No one likes to read manuals to find out how to use a system. This is especially true of programming interactive applications which are both exciting and complex. Certainly good examples are helpful and here we try to collect some simple but illustrative examples of Trestle. Trestle is a library written in the Modula-3 programming language that provides portable access to windowing system functions that work across Microsoft Windows or X Windows.

Trestle is a Modula-3 library for access to the native window system. Trestle is a collection of interfaces structured around a central abstract type: a virtual bitmap terminal VBT, which represents a share of the workstation's screen, keyboard, and mouse. This abstraction makes Trestle unique and removes it from the low-level abstraction of the X Window System. The programmer can learn the Trestle abstracts and ignore the underlying reliance on X11 or Win32. Indeed, it does not matter if the X Window System or Microsoft Windows is running underneath.
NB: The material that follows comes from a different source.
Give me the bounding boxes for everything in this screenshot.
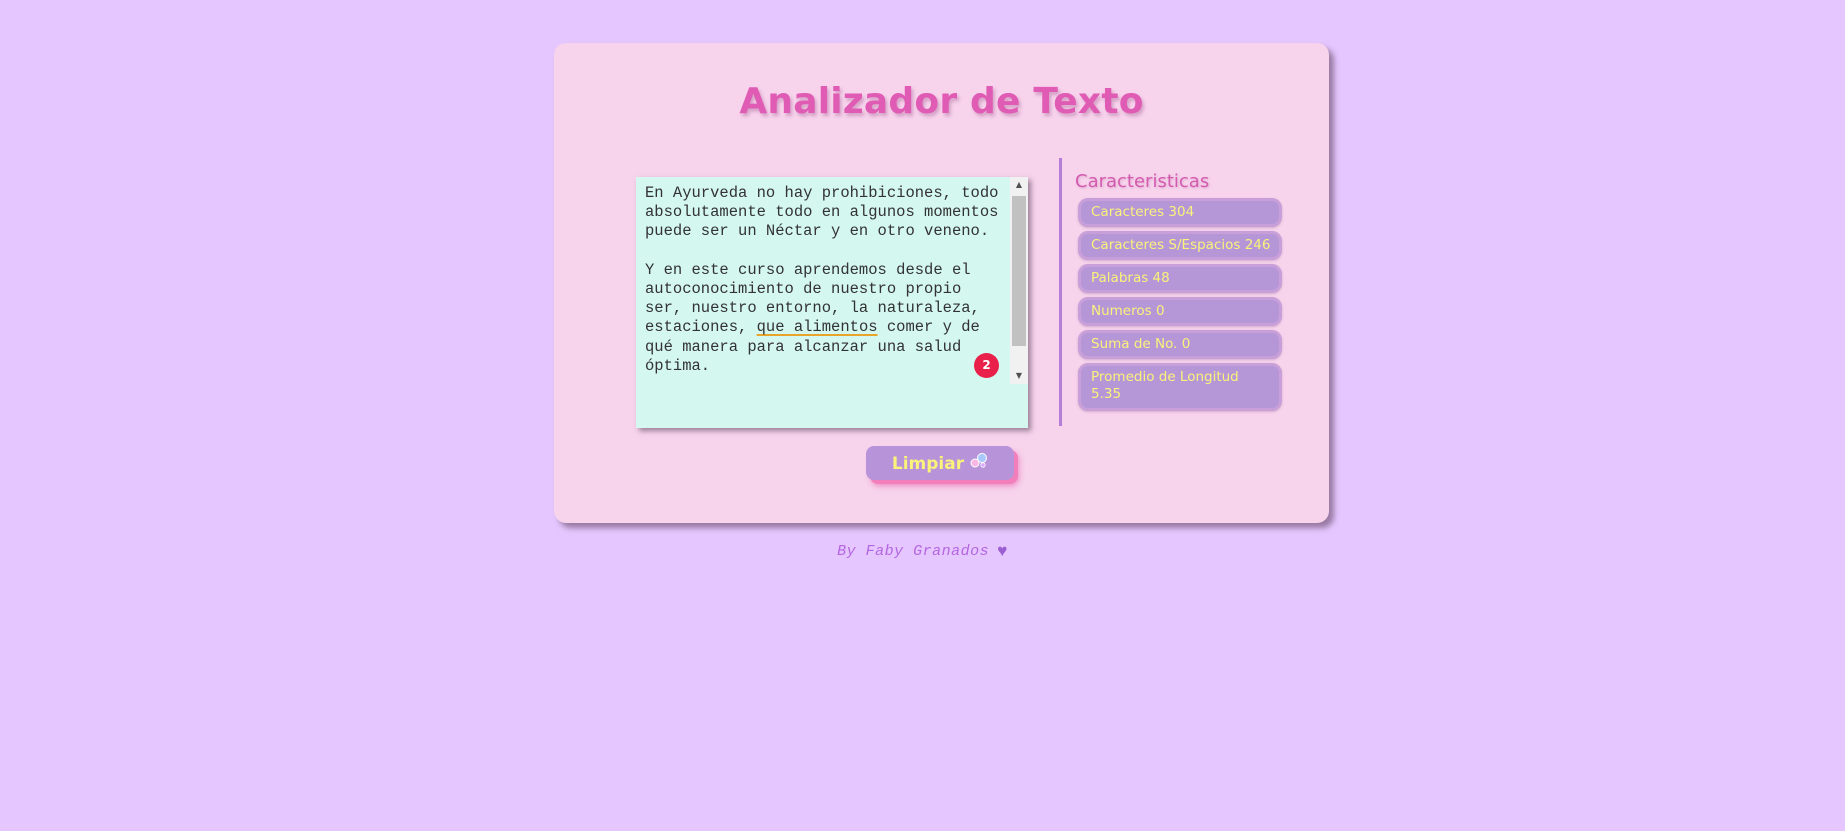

A number of references for Trestle and its VBT kit are available here. The reference manual for Trestle is a DEC technical report:

Mark Manasse and Greg Nelson. Trestle Reference Manual. SRC Report 68, DEC Systems Research Center, Palo Alto, California, December 1991.
Another technical report documents VBTKit. VBTKit is another set of modules and a library that extends Trestle.
Mark Brown and James Meehan. VBTKit Reference Manual: A toolkit for Trestle. DEC Systems Research Center, Palo Alto, California, March 1993.